Rather than thinking, "I wish I could find the answer," maybe we could actually get up to something. Perhaps I can do something that feels really small, but see what a lot of really small stuff actually does, and there's a trickle-down. I'll tell this story: I was getting ready to workshop with this elementary school in St. Paul, where a dear friend of mine was the vice principal. A fourth-grader, I will never forget this little guy, he had to go to the principal's office. So I asked, "Why are you here? What happened?" And he said, "Well, I'm a bad kid." He's ten. That is school. That's the power of school to shape worldviews, that's the power of school to shape life-chances. But school is also the site that he can recover from being a "bad kid," or thinking of himself as one. I think in those moments, remembering that there are things I can do in my position as a teacher, the relative privilege that that is, there are all kinds of bounds on that, teaching is one of the sites, one of these locations, that disproportionately impact life chances of the young people that I'm working with.

Dr.
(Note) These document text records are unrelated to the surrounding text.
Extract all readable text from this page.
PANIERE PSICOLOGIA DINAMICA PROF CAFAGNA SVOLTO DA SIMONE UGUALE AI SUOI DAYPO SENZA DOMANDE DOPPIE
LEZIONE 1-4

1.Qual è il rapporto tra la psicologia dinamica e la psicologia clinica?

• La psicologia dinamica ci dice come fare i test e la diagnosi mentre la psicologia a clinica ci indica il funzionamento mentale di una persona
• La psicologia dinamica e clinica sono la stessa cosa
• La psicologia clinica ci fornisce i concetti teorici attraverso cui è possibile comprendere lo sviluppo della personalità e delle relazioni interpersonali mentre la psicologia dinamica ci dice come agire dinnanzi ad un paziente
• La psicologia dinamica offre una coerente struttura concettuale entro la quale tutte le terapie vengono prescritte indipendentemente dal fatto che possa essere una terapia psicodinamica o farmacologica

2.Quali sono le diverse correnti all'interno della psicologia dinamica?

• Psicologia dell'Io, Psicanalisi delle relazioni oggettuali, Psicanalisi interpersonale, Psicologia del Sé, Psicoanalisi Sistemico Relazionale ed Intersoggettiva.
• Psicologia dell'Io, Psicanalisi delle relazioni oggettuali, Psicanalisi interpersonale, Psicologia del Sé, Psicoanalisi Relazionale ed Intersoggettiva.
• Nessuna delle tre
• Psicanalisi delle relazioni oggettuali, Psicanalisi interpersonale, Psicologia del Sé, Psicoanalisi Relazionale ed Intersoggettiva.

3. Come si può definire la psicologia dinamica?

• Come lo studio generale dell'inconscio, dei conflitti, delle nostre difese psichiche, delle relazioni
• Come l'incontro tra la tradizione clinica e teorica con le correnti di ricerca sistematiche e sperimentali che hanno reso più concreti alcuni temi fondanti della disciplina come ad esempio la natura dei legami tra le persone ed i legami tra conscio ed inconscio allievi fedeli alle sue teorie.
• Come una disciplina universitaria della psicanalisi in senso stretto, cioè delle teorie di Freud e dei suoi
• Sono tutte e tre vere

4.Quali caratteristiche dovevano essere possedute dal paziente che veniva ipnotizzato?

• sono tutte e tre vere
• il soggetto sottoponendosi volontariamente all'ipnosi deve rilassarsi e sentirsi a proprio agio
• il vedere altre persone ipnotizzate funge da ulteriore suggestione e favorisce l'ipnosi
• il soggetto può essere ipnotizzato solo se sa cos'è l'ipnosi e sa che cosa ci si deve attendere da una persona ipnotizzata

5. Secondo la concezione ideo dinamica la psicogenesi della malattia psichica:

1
Casey on his hopes for the Master of Arts in Urban Education program:

I'm wildly excited for the M.A. program to continue to grow, and coming off of our last incoming cohort—I just wrapped up my first course with them, and they are such a dynamic group. Every year we get folks from other areas, other parts of the country, folks who are in the classroom or on their way, and folks looking to do different kinds of things. We have three people with social work backgrounds in this current cohort. I'm just excited to see where this group goes with their projects.

I suppose I'm more excited longer-term about having more people in local schools that have been through our program. Not necessarily because we all share a singular worldview or something, but more because there will be so many opportunities to have Rhodes be more robustly involved in K-12 schools locally. Obviously, I think we have a lot further to go, but just trying to think t10 years in the future, and maybe five percent of local teachers have been through a Rhodes program? How cool! I’m thinking long term, too, about school leaders and who's actually making hiring decisions, district-level kinds of folks. I think in some ways, the more involved we can be, the more resources we can bring to the local district—that feels redistributive to me. That feels like increasing life chances.